Make Money, Not Weapons
// The price of the question

The uniqueness of the Russian military industrial complex, whose
technological potential allowed Russia to feed its inhabitants space
food from tubes, conquer the Moon and hold the United States in the
sights of its cruise missiles, is, no matter how you twist it, a
memory dating back to Soviet times. The new, undocumented
characteristics of the complex are only now becoming known. Like war
itself, the military industry is amazing resilient to reform and is
capable to fighting off any attempts to make it profitable.
The solution of the problem of Armenian gas is at least the second
case in 2006 of the preservation of the military industrial complex
as a black hole that the government is willing to throw any amount of
money into. Military enterprises remain the leading reserve of hidden
unemployment, budgeted losses, non-paying contractors, and
Soviet-style incompetent management. Armenia resigns itself to high
gas prices for getting cheap or free military products. Who will pay
for those? Saying that Azerbaijan will do so by buying even more arms
from Russia to maintain its parity with Armenia is just an excuse.
Nothing will make Azeri President Ilham Aliev underwrite the Russian
military industry with such profitable orders after it armed the
Armenians almost for free. Even if Russia does supply Azerbaijan with
a comparable volume of weapons, the price for it will be competitive.
The total of the two contracts will still be unprofitable. But
defense workers will have orders, no one will be laid off and they
can continue forming their holdings in that unkillable sector.
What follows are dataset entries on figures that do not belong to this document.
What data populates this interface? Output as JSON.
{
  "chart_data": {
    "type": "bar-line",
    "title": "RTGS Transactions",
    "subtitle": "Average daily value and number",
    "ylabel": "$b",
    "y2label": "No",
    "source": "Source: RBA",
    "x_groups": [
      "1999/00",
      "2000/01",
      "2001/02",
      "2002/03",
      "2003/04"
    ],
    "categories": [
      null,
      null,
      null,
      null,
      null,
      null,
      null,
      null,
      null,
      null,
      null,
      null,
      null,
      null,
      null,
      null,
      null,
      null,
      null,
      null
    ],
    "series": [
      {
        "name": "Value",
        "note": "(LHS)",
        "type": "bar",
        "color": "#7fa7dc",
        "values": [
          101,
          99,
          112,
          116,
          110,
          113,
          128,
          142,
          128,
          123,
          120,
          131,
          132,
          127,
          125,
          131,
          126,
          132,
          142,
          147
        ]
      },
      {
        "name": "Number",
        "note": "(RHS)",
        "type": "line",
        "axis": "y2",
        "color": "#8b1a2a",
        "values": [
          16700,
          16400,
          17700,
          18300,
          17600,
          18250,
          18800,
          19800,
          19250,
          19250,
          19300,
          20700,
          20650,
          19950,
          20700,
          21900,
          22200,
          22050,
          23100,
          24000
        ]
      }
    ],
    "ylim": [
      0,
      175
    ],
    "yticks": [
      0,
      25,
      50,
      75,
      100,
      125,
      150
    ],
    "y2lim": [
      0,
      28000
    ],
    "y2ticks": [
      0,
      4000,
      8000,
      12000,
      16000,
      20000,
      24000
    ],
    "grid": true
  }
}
Who will pay? The federal budget will pay, that is, the taxpayers –
us. What are we paying for? For the growth of the Russian military
industrial complex, now under the control of Deputy Prime Minister
Sergey Ivanov and his military industrial commission. Haven’t you
noticed that Russian President Vladimir Putin talks almost
continually about increasing the volume of arms exports, but almost
never about the profitability of those operations, about the income
that that industry produces for the country? What do those games
cost? It’s a military secret.

The same situation could be observed last month in the contract with
Algeria. Putin forgave that country’s undisputed and reliable debt of
$5 billion so that it would buy arms from Russia. If Algeria is ready
to buy arms, that means that it needs them. But why deny the state
coffers $5 billion? So that the Russian military industrial complex
would not be forced to make its products competitive if Algeria held
a tender for its weapons contract.

It is no surprise that Russian missiles cannot hit their targets in
tests. If the current economic policy in that sector continues, the
missiles won’t take off at all in a few years. Maybe Deputy Prime
Minister Ivanov is a secret pacifist. But his pacifism comes at too
high a price for the country. Any middle-aged hippy from St.
Petersburg would be cheaper to keep in his position.